What problems can gallstones cause?

Written by: Mr Satyajit Bhattacharya
Edited by: Top Doctors®

Leading surgeon Mr Satya Bhattacharya explains what can happen when gallstones display symptoms, and the complications that can come along with them. In most cases, gallstones are silent, displaying no symptoms - but what happens if they do?

How are gallstones formed?

Your liver is a solid organ that sits in the right side of your tummy underneath your ribs. From the liver comes a tiny little tube called the bile duct that carries the bile from the liver to your gut to help digest the food. The gall bladder is a little bag the size of a pear that hangs of this bile tube and it stores a little bit of bile, so every time food arrives in your gut after being digested in the stomach, the gall bladders give a little squeeze and the gush of bile comes out and mixes with the food. That is the job of the gallbladder in the body.

If your bile is particularly concentrated, it can form a sediment in the gallbladder, and over a period of time, that can form stones which are called gallstones. In the majority of people, gallstones do not cause any symptoms at all. They’re completely asymptomatic (symptom-free) and picked up by chance. Such gallstones can be left alone. You don’t have to have them removed surgically unless there are certain extenuating circumstances. It is only when they start causing symptoms that you have to worry about gallstones.

What are the symptoms of gallstones? 

In milder situations, gallstones can cause pain, which doctors describe as biliary colic. Typically this is pain that comes on after a meal, especially a fatty meal, and often strikes you in the middle of the tummy in the upper part and very often goes around towards the back, towards the right shoulder blade.

It is often associated with vomiting, which sometimes can be quite severe. Many people go to Accident and Emergency with this sort of pain sometimes, and end up having tests done to exclude a heart attack. It’s often ascribed to acid reflux as well.

What complications can gallstones cause?

If the gallbladder gets completely blocked, the stone doesn't allow bile to come out of the gallbladder, which becomes full of stagnant bile. This can then get infected and lead to what is called acute cholecystitis or acute inflammation of the gall bladder. This can be very painful. It almost always requires hospitalisation and more tests, antibiotics, and surgery. This is a particularly nasty complication of gallstones.

Gallstones can also slip into the bile duct and if they do that, then they can block the flow of bile and give you jaundice or they may irritate the pancreas, which also drains into the same duct just before it goes into the gut, and give you pancreatitis which is another nasty complication.

This is the acute scenario and occasionally, people get what’s called chronic cholecystitis or chronic inflammation of the gallbladder, where they keep getting pain (usually after eating) almost on a daily basis.
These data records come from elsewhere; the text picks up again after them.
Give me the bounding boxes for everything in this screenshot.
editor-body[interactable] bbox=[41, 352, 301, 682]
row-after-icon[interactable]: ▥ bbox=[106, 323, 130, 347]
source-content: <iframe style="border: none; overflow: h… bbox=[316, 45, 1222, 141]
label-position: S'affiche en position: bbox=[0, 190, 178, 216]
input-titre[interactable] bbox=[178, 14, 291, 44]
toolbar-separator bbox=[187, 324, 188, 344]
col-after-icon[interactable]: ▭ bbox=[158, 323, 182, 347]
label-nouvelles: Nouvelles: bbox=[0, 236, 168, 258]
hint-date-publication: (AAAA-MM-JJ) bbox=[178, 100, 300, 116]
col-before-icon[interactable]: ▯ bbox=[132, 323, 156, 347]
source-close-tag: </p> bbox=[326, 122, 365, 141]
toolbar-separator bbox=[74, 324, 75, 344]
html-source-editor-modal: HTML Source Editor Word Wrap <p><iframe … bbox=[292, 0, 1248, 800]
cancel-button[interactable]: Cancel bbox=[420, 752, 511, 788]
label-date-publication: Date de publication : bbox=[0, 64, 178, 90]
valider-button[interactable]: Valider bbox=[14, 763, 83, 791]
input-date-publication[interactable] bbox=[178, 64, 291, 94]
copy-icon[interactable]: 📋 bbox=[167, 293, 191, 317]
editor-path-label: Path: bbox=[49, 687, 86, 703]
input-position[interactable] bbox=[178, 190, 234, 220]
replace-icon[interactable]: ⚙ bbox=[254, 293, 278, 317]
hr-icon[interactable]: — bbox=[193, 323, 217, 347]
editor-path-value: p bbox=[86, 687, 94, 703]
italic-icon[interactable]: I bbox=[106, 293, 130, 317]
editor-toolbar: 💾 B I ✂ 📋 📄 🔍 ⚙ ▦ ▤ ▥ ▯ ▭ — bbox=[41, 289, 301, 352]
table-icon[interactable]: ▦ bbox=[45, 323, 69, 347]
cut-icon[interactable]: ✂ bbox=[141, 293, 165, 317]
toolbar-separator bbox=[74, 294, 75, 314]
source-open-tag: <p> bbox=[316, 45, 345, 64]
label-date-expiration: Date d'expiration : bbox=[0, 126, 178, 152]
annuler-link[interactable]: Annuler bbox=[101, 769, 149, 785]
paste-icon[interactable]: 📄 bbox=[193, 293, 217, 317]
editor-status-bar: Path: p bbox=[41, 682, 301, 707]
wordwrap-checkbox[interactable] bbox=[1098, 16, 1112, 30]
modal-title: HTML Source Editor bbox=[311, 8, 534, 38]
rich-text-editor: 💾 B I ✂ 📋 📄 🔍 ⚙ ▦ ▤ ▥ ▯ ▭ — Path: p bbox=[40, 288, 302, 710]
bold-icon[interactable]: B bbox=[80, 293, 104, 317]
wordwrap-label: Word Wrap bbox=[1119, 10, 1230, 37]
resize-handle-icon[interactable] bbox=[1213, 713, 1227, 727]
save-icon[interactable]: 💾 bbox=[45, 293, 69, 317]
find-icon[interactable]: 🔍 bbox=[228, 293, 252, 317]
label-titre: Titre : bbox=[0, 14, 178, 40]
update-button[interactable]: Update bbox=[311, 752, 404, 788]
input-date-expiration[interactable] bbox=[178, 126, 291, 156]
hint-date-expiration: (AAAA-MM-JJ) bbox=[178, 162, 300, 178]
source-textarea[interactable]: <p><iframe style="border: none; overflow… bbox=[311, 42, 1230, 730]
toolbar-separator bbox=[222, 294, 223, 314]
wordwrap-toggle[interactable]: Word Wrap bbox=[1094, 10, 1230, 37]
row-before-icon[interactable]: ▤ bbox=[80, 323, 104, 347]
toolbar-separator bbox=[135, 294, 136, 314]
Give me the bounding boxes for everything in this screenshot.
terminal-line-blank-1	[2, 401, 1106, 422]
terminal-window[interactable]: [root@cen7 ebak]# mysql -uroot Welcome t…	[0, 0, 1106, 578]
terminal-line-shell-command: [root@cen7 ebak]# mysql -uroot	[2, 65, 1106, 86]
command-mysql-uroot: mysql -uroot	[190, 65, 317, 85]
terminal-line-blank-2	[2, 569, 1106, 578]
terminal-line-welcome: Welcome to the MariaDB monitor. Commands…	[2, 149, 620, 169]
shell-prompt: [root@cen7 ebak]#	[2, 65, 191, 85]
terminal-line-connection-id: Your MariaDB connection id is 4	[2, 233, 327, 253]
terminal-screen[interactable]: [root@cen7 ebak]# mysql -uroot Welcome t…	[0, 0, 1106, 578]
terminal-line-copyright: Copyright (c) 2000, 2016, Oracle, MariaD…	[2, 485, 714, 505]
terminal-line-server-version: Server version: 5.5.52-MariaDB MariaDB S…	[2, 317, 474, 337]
This is called chronic cholecystitis.

In all these cases, gallstones must be treated, and the only way to effectively remove gallstones is through gallbladder surgery

By Mr Satyajit Bhattacharya

Mr Satyajit Bhattacharya is a highly-respected and award-winning consultant surgeon based in London who specialises in gallbladder surgery, pancreas surgery and pancreatitis, alongside liver surgery, liver cancer and pancreatic cancer.  He privately practises at The London Clinic while his NHS base is Barts Health NHS Trust where he is clinical lead for the multi-disciplinary team for liver and pancreas cancer in north-east London.

Mr Bhattacharya originally trained in Mumbai, qualifying as a doctor from the Grant Medical College. He went onto train in specialist surgery of the liver, pancreas and bile ducts at the Royal Free and University College Hospitals, London, and was a visiting fellow at the University of Minnesota with a grant received from the King's Fund.      

Also currently working at a number of prestigious hospitals including the Royal London and St Bartholomew's Hospital and the King Edward VII Hospital, Mr Bhattacharya has raised large sums of money for pancreatic research. This has helped to run several research projects at Barts Health NHS Trust.

He has published over 50 scientific papers, authored numerous book chapters, and is a member of prestigious boards and societies in his field. These include the International Hepato-Pancreato Billiary Association (IHPBA) and the British Association for the Study of the Liver (BASL). He is a also a member of the Intercollegiate Examinations Faculty of the Royal College of Surgeons (RCS), where he active in postgraduate teaching.  

Other achievements that Mr Bhattacharya is noted for was being named one of Britain's best consultants by Tatler magazine in 2013. Furthermore, he was the Serjeant Surgeon (Surgeon to the Queen) in the Royal Household and has now been conferred from LVO (Lieutenant of the Victorian Order) to CVO (Commander of the Victorian Order) on the King's 2023 Birthday Honours List.